Avis Juridique: Sur la légalité et la constitutionnalité de la décision de suspension des salaires des enseignants universitaire

 

Cette consultation juridique est faite par un avocat, elle porte sur la question du gel des salaires des universitaires depuis le mois de Mars 2019 par le Ministre de l'Enseignement Supérieur Slim Khalbous 

Le ministre de l’enseignement supérieur et de la recherche scientifique a pris une décision de suspendre les salaires des enseignants universitaires qui observent depuis le 2 janvier 2019 une grève administrative. D’ailleurs, tout en assurant leurs tâches relatives à l’enseignement et à l’encadrement, nos collègues ont retenu les sujets d’examen et les notes du premier semestre. Cette grève lancée en réaction au non respect du ministère de l’enseignement supérieur et de la recherche scientifique de l’accord du 7 juin 2018 conclu avec le syndicat IJABA.

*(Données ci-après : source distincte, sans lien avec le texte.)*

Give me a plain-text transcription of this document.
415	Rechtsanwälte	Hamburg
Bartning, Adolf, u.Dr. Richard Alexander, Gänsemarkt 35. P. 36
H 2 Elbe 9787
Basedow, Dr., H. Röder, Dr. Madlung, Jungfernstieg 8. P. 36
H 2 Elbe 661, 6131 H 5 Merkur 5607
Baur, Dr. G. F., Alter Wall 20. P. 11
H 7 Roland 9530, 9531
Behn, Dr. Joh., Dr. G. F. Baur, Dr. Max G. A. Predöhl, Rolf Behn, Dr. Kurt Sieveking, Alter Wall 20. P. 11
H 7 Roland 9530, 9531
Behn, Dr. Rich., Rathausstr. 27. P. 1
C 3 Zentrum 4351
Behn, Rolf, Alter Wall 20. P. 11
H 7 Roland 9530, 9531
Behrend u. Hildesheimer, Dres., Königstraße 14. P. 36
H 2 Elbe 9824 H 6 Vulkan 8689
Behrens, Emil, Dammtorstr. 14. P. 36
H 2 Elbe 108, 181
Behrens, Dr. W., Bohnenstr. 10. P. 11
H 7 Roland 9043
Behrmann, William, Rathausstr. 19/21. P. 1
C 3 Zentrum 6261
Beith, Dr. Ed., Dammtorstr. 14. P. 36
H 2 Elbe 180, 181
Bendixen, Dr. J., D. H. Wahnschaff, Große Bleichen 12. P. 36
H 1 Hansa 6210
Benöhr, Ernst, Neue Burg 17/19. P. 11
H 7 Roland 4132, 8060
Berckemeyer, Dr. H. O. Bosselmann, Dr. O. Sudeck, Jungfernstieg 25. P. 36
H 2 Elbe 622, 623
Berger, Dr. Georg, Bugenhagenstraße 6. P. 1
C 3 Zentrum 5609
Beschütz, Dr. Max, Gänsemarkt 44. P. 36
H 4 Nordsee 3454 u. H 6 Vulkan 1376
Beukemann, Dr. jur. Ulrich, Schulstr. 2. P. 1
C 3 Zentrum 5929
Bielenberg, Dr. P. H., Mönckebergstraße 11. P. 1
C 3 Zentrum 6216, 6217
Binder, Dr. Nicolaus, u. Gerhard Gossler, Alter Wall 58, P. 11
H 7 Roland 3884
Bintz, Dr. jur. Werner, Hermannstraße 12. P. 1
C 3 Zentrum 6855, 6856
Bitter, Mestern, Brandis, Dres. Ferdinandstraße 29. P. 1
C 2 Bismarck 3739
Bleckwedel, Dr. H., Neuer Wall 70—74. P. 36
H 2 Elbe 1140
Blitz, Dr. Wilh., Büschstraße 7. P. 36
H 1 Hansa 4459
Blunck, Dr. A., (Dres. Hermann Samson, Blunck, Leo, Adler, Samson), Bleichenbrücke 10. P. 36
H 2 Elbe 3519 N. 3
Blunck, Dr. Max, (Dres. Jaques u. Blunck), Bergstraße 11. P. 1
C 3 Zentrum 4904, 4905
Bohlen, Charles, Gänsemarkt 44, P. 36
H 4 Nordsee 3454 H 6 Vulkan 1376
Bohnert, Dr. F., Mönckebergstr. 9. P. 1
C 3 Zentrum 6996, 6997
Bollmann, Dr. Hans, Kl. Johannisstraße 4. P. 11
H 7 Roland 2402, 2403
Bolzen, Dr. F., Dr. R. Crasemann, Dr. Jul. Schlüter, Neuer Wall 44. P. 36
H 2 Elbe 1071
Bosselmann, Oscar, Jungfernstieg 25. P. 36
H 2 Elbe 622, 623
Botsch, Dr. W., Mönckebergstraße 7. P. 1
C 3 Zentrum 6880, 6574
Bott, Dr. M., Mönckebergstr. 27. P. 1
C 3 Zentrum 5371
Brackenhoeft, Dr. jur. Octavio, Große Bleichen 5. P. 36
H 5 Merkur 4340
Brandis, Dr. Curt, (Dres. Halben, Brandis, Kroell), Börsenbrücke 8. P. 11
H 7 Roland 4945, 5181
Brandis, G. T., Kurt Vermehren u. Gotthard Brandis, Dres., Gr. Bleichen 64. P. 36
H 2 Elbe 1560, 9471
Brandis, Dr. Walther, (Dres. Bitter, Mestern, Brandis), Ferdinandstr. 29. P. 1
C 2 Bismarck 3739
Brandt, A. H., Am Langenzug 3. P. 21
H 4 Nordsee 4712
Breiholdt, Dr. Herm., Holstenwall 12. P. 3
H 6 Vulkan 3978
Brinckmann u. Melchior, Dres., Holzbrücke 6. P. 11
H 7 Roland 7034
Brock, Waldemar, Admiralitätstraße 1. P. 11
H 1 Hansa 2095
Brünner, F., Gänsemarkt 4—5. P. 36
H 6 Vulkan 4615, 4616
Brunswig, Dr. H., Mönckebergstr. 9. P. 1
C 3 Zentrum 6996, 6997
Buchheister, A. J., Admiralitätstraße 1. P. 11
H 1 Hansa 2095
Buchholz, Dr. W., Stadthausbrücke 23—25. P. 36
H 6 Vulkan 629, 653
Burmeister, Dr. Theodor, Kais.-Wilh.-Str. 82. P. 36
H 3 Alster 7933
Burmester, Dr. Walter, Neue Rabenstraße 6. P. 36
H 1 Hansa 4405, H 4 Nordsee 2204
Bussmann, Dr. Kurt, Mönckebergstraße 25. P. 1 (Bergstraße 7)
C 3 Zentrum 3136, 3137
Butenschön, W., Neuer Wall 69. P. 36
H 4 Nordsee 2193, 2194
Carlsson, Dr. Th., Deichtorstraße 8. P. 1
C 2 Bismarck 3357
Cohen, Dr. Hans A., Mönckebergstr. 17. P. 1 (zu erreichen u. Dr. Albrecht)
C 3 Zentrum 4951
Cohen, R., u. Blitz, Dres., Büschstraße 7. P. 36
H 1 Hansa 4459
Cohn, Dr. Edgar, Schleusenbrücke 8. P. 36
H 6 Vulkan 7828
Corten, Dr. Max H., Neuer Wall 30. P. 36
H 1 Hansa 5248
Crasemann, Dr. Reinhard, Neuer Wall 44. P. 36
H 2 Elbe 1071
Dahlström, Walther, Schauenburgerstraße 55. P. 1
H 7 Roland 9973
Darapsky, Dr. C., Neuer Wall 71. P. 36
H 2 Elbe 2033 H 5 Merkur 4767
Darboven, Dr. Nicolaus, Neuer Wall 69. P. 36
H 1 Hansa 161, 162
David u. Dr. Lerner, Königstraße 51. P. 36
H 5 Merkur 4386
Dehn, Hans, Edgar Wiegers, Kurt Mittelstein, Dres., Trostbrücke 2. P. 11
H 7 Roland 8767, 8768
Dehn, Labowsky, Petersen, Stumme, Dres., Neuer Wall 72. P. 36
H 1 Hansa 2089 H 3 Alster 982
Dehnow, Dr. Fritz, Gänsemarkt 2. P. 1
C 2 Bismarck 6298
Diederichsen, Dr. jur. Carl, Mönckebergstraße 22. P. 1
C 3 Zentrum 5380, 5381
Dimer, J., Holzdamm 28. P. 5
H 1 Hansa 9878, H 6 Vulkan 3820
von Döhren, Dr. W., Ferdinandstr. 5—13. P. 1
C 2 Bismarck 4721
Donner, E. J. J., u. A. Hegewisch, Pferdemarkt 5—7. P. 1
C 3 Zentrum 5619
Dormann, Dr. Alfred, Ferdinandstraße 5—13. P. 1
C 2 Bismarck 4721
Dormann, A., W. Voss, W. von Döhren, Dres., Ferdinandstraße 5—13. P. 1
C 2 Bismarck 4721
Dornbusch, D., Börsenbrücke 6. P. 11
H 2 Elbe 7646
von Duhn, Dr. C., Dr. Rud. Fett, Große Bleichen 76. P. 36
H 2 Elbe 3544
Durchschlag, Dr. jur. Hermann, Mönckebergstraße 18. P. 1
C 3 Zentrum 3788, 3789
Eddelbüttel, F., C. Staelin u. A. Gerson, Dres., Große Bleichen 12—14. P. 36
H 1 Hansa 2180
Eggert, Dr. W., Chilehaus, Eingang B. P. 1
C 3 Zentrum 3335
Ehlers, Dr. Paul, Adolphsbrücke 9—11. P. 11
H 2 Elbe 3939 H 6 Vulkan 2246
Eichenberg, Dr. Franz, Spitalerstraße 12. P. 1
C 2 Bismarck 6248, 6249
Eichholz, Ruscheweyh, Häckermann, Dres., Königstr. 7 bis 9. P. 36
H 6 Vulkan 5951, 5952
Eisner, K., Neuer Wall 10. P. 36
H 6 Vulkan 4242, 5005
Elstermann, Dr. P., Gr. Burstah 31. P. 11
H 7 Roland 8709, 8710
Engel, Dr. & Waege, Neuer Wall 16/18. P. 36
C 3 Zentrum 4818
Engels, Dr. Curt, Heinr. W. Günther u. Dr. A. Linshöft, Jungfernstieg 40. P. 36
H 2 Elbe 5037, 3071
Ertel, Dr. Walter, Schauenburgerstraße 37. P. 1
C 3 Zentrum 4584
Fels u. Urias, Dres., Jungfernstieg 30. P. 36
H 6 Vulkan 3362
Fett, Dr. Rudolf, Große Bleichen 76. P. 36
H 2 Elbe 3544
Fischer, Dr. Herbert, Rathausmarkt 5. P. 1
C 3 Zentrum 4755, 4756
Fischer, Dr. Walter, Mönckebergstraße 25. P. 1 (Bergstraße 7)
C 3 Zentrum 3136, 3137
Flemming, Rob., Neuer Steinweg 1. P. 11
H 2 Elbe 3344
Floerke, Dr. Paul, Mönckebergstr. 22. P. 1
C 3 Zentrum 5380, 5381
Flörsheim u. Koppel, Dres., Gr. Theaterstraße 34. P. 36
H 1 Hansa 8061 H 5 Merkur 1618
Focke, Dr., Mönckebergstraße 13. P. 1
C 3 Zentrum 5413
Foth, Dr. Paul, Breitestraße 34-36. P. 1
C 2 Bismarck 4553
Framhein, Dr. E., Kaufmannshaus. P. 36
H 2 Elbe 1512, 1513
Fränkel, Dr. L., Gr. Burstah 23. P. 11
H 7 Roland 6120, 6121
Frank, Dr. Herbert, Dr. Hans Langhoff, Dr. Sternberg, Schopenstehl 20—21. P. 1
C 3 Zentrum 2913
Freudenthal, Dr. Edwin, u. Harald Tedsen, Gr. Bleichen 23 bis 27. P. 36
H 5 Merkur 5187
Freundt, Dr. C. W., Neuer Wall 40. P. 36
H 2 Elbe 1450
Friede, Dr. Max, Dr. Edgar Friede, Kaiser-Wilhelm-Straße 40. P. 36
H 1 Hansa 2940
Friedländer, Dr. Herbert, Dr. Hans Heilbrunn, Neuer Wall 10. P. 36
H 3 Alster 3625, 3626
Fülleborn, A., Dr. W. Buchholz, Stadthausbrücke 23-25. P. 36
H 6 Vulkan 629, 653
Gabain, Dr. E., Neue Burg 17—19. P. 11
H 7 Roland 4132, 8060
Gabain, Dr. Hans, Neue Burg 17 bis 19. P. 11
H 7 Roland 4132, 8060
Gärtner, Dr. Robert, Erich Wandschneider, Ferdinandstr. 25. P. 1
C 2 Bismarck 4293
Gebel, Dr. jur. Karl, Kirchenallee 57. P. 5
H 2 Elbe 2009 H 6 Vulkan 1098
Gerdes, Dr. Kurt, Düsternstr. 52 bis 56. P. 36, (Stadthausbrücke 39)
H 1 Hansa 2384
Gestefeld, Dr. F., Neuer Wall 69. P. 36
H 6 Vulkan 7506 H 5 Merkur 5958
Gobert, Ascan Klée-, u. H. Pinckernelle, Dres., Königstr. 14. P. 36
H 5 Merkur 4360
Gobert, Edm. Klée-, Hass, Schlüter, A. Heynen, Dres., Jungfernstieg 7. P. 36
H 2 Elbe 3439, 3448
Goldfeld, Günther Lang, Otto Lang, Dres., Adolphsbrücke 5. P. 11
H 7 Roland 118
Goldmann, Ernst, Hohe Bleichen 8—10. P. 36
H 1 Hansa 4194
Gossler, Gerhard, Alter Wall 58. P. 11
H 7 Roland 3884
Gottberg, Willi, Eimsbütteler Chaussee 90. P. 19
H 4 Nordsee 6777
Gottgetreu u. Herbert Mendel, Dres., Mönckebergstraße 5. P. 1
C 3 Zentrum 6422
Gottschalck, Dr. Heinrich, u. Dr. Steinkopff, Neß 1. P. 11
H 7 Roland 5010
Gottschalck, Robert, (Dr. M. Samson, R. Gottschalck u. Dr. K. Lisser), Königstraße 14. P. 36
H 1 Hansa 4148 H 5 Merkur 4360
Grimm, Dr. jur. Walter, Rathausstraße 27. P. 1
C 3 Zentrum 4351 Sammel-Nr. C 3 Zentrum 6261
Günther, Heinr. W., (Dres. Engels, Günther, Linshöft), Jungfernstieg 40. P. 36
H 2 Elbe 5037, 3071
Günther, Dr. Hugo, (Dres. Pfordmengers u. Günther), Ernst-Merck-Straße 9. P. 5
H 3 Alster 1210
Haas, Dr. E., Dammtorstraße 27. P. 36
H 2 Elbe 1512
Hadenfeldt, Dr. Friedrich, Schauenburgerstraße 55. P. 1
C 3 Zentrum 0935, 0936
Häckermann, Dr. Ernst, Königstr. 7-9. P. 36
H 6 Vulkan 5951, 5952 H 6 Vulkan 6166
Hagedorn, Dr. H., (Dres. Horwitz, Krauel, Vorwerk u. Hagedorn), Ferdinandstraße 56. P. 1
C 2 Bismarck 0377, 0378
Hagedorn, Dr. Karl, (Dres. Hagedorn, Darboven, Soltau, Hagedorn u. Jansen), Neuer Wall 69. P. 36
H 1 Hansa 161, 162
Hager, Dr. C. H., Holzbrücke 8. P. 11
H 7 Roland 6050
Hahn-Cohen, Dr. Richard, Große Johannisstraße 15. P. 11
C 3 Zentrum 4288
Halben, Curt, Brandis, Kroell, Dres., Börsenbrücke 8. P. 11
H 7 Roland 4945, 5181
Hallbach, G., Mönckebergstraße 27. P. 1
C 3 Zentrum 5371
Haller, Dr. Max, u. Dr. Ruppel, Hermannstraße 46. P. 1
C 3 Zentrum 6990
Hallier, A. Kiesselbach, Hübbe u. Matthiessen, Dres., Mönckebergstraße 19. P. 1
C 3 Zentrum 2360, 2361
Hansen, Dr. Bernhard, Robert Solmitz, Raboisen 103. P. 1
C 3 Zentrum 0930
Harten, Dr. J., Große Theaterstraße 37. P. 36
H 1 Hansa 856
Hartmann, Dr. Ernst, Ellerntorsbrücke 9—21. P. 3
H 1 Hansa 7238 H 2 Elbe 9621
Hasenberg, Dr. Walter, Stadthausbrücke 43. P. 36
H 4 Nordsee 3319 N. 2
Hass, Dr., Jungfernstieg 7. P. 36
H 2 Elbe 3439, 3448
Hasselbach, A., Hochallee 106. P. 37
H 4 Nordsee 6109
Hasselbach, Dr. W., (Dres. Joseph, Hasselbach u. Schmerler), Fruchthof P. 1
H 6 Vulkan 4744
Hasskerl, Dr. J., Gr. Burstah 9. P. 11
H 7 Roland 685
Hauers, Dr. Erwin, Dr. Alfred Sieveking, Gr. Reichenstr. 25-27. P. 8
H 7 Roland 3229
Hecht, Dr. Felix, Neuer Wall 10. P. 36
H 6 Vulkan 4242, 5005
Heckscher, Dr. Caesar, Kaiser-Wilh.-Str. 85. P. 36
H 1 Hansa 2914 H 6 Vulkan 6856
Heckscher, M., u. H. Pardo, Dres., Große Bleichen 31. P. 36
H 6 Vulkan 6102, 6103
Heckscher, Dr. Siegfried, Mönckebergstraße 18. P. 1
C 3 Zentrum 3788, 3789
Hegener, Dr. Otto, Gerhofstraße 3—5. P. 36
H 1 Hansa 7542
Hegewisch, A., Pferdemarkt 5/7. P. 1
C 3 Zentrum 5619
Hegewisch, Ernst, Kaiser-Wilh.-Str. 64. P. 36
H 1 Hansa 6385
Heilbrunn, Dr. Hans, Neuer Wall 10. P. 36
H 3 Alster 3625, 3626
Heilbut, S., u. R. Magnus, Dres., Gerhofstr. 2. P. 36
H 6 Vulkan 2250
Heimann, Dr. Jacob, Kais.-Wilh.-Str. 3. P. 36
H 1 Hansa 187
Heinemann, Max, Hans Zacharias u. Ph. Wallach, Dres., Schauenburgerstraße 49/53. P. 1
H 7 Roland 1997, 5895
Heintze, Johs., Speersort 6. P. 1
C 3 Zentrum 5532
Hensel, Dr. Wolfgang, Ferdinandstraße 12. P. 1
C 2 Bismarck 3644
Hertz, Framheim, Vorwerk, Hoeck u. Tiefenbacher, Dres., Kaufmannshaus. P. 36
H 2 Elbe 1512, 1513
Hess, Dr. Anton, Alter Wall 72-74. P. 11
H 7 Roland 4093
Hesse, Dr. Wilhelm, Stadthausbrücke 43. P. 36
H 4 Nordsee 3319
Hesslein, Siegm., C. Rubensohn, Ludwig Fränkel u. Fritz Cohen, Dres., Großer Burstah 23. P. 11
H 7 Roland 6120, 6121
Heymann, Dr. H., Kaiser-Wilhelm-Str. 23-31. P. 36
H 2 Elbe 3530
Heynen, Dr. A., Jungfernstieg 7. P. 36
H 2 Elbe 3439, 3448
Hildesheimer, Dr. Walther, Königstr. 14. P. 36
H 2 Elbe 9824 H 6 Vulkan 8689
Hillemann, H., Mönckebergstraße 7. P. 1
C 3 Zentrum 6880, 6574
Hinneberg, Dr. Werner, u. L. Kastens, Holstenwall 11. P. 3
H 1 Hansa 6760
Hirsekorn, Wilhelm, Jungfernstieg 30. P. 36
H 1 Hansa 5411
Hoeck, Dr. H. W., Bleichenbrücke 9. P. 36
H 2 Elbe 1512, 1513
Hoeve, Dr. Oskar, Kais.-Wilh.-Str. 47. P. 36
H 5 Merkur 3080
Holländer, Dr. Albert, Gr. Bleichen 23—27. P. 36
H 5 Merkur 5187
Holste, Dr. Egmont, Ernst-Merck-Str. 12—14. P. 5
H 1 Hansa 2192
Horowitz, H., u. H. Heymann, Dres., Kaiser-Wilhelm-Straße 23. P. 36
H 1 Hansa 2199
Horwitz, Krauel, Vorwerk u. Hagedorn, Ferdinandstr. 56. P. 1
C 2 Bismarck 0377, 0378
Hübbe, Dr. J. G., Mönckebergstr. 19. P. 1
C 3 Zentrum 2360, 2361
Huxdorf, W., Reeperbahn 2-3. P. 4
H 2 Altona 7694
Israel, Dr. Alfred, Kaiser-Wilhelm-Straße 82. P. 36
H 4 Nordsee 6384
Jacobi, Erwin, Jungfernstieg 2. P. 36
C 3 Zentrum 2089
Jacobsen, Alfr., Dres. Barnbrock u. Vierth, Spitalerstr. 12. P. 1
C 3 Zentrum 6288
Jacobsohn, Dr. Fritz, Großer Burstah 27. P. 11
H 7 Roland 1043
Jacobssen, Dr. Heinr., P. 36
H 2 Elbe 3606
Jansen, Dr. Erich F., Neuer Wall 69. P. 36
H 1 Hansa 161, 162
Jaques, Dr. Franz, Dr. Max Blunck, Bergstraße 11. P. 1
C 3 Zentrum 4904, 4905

Le droit de grève est un droit fondamental reconnu par la constitution du 27 janvier 2014. L’article 36 de la constitution dispose que « le droit syndical, y compris le droit de grève, est garanti ». La grève est nécessairement un mouvement collectif concerté. Elle se traduit par l’inexécution incomplète des obligations de service. La grève lorsqu’elle est licite, ne donne pas lieu à des sanctions disciplinaires. Mais, le fonctionnaire gréviste qui n’effectue pas son service n’aura pas droit au traitement pour les jours de grève. L’article 13 du statut général de la fonction publique « les agents de l’Etat, des collectivités publiques locales ou des établissements publics à caractère administratif ont droit, après service fait, à une rémunération ». L’article 41 du code de comptabilité publique « Aucun paiement ne peut être effectué qu’au véritable créancier justifiant de ses droits et pour l’acquittement d’un service fait ». La règle du service fait est une mesure comptable, elle vise la protection des deniers publics. L’article 96 du code de comptabilité publique ajoute que « les traitements et autres émoluments assimilés sont liquidés par mois et à terme échu, tous les mois étant indistinctement comptés pour trente jours. Le douzième de l’allocation annuelle se divise en conséquence par trentième et chaque trentième est indivisible ».

Mais est ce la rétention des examens par les enseignants est considérée comme une forme de grève ? En cas de réponse affirmative, est ce qu’on peut parler de règle de service non fait et est ce que cela justifie la décision de suspension de salaire prise par le ministère ?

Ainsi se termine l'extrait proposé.